Both the Hendersonville and Asheville stories had one glaring omission: neither mentioned the discovery of the slug. That wasn't bad reporting, it was withheld information. I understood the play. Why tip someone off that the police were looking at a homicide?

At the scene, Nakayla and I had been advised by one of the Greenville deputies not to give any details to the press, but no one had specifically mentioned the bullet. I suspected the decision to leave the nature of the investigation vague had been made at a higher level than Deputy Overcash and his counterparts from South Carolina. ID the remains first and then look for suspects and motives before the public, and thereby the guilty, realizes the case is a full-blown murder case. That's the way I'd have played it.

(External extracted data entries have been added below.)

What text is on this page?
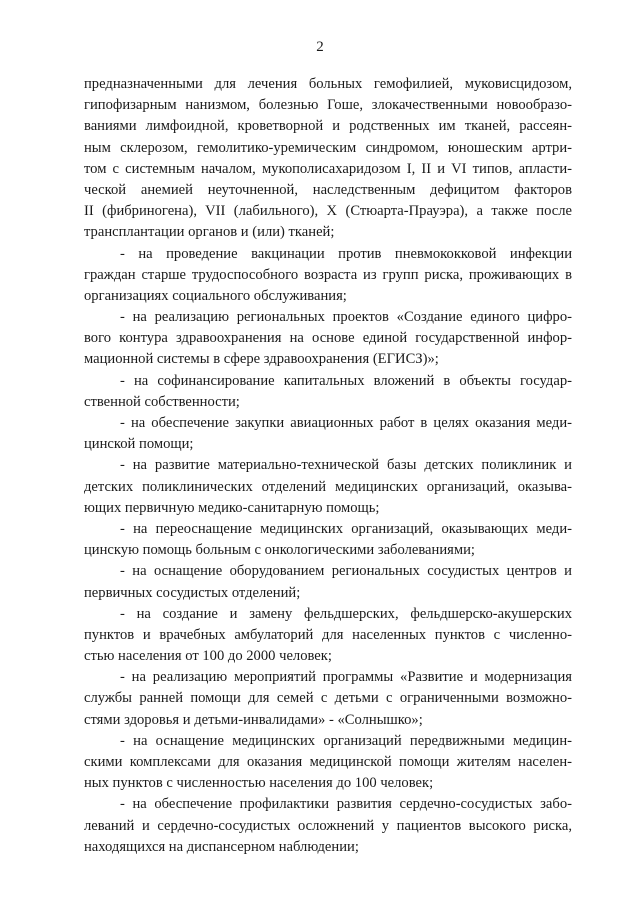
2
предназначенными для лечения больных гемофилией, муковисцидозом,
гипофизарным нанизмом, болезнью Гоше, злокачественными новообразо-
ваниями лимфоидной, кроветворной и родственных им тканей, рассеян-
ным склерозом, гемолитико-уремическим синдромом, юношеским артри-
том с системным началом, мукополисахаридозом I, II и VI типов, апласти-
ческой анемией неуточненной, наследственным дефицитом факторов
II (фибриногена), VII (лабильного), X (Стюарта-Прауэра), а также после
трансплантации органов и (или) тканей;
- на проведение вакцинации против пневмококковой инфекции
граждан старше трудоспособного возраста из групп риска, проживающих в
организациях социального обслуживания;
- на реализацию региональных проектов «Создание единого цифро-
вого контура здравоохранения на основе единой государственной инфор-
мационной системы в сфере здравоохранения (ЕГИСЗ)»;
- на софинансирование капитальных вложений в объекты государ-
ственной собственности;
- на обеспечение закупки авиационных работ в целях оказания меди-
цинской помощи;
- на развитие материально-технической базы детских поликлиник и
детских поликлинических отделений медицинских организаций, оказыва-
ющих первичную медико-санитарную помощь;
- на переоснащение медицинских организаций, оказывающих меди-
цинскую помощь больным с онкологическими заболеваниями;
- на оснащение оборудованием региональных сосудистых центров и
первичных сосудистых отделений;
- на создание и замену фельдшерских, фельдшерско-акушерских
пунктов и врачебных амбулаторий для населенных пунктов с численно-
стью населения от 100 до 2000 человек;
- на реализацию мероприятий программы «Развитие и модернизация
службы ранней помощи для семей с детьми с ограниченными возможно-
стями здоровья и детьми-инвалидами» - «Солнышко»;
- на оснащение медицинских организаций передвижными медицин-
скими комплексами для оказания медицинской помощи жителям населен-
ных пунктов с численностью населения до 100 человек;
- на обеспечение профилактики развития сердечно-сосудистых забо-
леваний и сердечно-сосудистых осложнений у пациентов высокого риска,
находящихся на диспансерном наблюдении;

A single rap sounded on my door. I clicked out of the article. “Be right there.”

“Keep your seat.” The door swung open and Hewitt Donaldson entered. He held his ever-present mug of coffee in one hand and a curled newspaper in the other. “I just came to bask in the glow of the best detective in the friggin' galaxy.”

Hewitt was Asheville's top defense attorney and his offices were next door. In his sixties and a product of the Sixties, the former hippie-turned-Perry Mason relished any case that went up against the system. He'd championed so many underdogs he could have started a kennel club.

“You're the one to talk about glow. You're hurting my eyes.”

Hewitt's orange and red flowered Hawaiian shirt looked like it was powered by a nuclear generator. I was surprised he wasn't followed by a swarm of honeybees.

“You can borrow it. I hear mushrooms grow in the dark. With this shirt, none of them will be safe from your amazing detecting skills.”

“Can it, Hewitt. If you must know, I tripped and found the skeleton by accident.”

He looked at his newspaper. “So, the story's correct? I thought surely the mushroom gig was a cover to get you on the property.”

“Nope. The galaxy's greatest detective is also the galaxy's greatest klutz.”

“That's much more believable.” He took a sip of coffee, clearly relieved the world order had been re-established. “Still, your fungi knowledge could come in handy. I have this case of athlete's foot needs investigating.”

“As often as your foot lands in your mouth, it's probably spread to your tongue.”

Hewitt laughed, and I knew for once I got the best of him.